Who knew - dogs and porcupine (quills) don't mix!
Well, ours don't anyway!
After losing Bob, a much loved dog to coyotes, seeing a coyote not more than 80 ft from me in the vineyard in broad daylight, and waking to a coyote circling our chicken pen one morning, we decided to get pro-active in protecting our farm.
About the same time, friends were leaving the area and offered us their great Pyrenees, Cotton. Whom they felt would make a good family dog and would adjust to us easier than a cross country move. Cotton very quickly adapted to our family and has become a valiant worker in protecting us from the coyotes. In fact, she worked all night running from one end of the property to the other and slept all day. The job was almost too much for her!
Realizing that she could use some help, we began looking on Craig's list for another great Pyrenees. They are a popular dog breed here in west Texas but people do not realize just how active they are and how much room they need to run. So, there are frequent listings for them.
It did not take long for Cotton to adjust to Snowball - both female great Pyrenees. In a matter of minutes, Cotton had established her dominance and as long as Snowball remembers who is in charge, they get along just fine! Often, I hear them in the night barking in response to coyotes howling in the distance and, off they go on their protection patrol against them. Both dogs run after the coyotes and they both sleep much of the day, but they watch each other's back. They are a team!
They can handle their own against coyotes, but, porcupines seem to be a different story!
Last Saturday morning we woke to the photo you see above. Yes, that is Snowball with hundreds of porcupine quills in her mouth, jaw, face and neck. Cotton seemed to be the smarter of the two as she only had about 10 quills in her mouth. They were so pitiful - whimpering and growling in pain. And, can you imagine, neither were willing to sit still and pose for pictures!
It has been quite a science lesson! After researching online the best way to remove the quills, we decided to cut them off to about an inch and then pull them out. One source reported that since the quills are hollow, cutting them relieves some pressure causing them to shrink, allowing them to be easily pulled out. That all sounds well and good, but I am convinced that whoever wrote that, had never tried to put it into practice on a dog who is filled with quills. And in pain!

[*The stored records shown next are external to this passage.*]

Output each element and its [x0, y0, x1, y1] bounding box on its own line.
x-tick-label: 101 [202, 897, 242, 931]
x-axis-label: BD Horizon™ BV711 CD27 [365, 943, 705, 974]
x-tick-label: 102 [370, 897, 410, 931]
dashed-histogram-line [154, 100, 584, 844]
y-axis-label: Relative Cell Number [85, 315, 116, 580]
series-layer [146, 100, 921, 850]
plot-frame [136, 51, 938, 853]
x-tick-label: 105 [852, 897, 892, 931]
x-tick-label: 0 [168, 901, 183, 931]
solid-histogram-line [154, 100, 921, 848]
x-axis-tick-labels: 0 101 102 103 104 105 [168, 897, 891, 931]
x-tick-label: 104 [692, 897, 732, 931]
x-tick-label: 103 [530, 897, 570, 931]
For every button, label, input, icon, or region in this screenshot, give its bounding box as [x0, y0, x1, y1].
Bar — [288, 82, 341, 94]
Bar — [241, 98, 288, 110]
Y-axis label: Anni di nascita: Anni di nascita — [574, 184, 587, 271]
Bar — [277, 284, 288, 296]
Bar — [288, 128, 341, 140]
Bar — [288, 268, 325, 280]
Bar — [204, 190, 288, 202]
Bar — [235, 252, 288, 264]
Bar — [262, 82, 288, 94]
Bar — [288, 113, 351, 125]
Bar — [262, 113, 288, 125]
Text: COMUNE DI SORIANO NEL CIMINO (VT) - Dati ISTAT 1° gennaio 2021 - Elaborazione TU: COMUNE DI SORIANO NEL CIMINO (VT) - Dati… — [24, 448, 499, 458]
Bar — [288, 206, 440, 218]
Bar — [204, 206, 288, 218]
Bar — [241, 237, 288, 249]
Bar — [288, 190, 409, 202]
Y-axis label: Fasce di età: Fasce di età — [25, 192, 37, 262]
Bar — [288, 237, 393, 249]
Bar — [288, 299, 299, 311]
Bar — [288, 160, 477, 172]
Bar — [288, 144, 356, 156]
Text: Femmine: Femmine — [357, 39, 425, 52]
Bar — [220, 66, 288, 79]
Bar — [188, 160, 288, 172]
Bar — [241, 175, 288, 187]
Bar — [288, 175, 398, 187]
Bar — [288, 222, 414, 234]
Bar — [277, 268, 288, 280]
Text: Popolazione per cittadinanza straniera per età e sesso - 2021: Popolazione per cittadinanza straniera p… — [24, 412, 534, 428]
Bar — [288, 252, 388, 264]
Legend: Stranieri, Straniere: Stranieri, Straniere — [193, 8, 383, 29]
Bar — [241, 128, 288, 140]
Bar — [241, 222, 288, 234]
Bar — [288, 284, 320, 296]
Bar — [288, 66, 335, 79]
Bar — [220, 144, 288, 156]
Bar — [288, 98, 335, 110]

We gave up cutting the quills since they broke off during the whole ordeal of fighting the dogs to get at them! Finally, after being hog tied and having boys sitting on them, the dogs realized that we were trying to help. As the quills were removed they calmed down and seemed resigned to the fact that this was indeed helping.
As you can see, there is no discernible barb on the end of the quills. The black end was sticking into the dogs. The other end is where the quill grew from the porcupine.
Now, you would think they would have learned their lesson. Leave porcupines alone, or to put it another way, porcupines = pain.
But, you would be wrong - like we were!
On Monday morning, déjà vu - here we go again! This time, there were not as many - Cotton only had 3 and Snowball had about 15. You can see Cotton's quills on the left in the above photo.
Fool me once shame on you. Fool me twice, shame on me! They have obviously never heard this saying. But what about a third time?
Yes, it happened again on Wednesday morning - Snowball tangled with a porcupine once more! I think she knew I was sharing this with you and she was humiliated that she had fallen for it again! Even though she only had about 10 quills in her mouth, there was no way she was letting me take another picture!
The third times the charm!
Maybe Cotton and Snowball are learning. After all, the number of quills is getting less with each meeting. In fact, Cotton left the porcupine alone the last time. Snowball, well, we will see! Hopefully our dogs will learn that dogs and porcupine (quills) don't mix!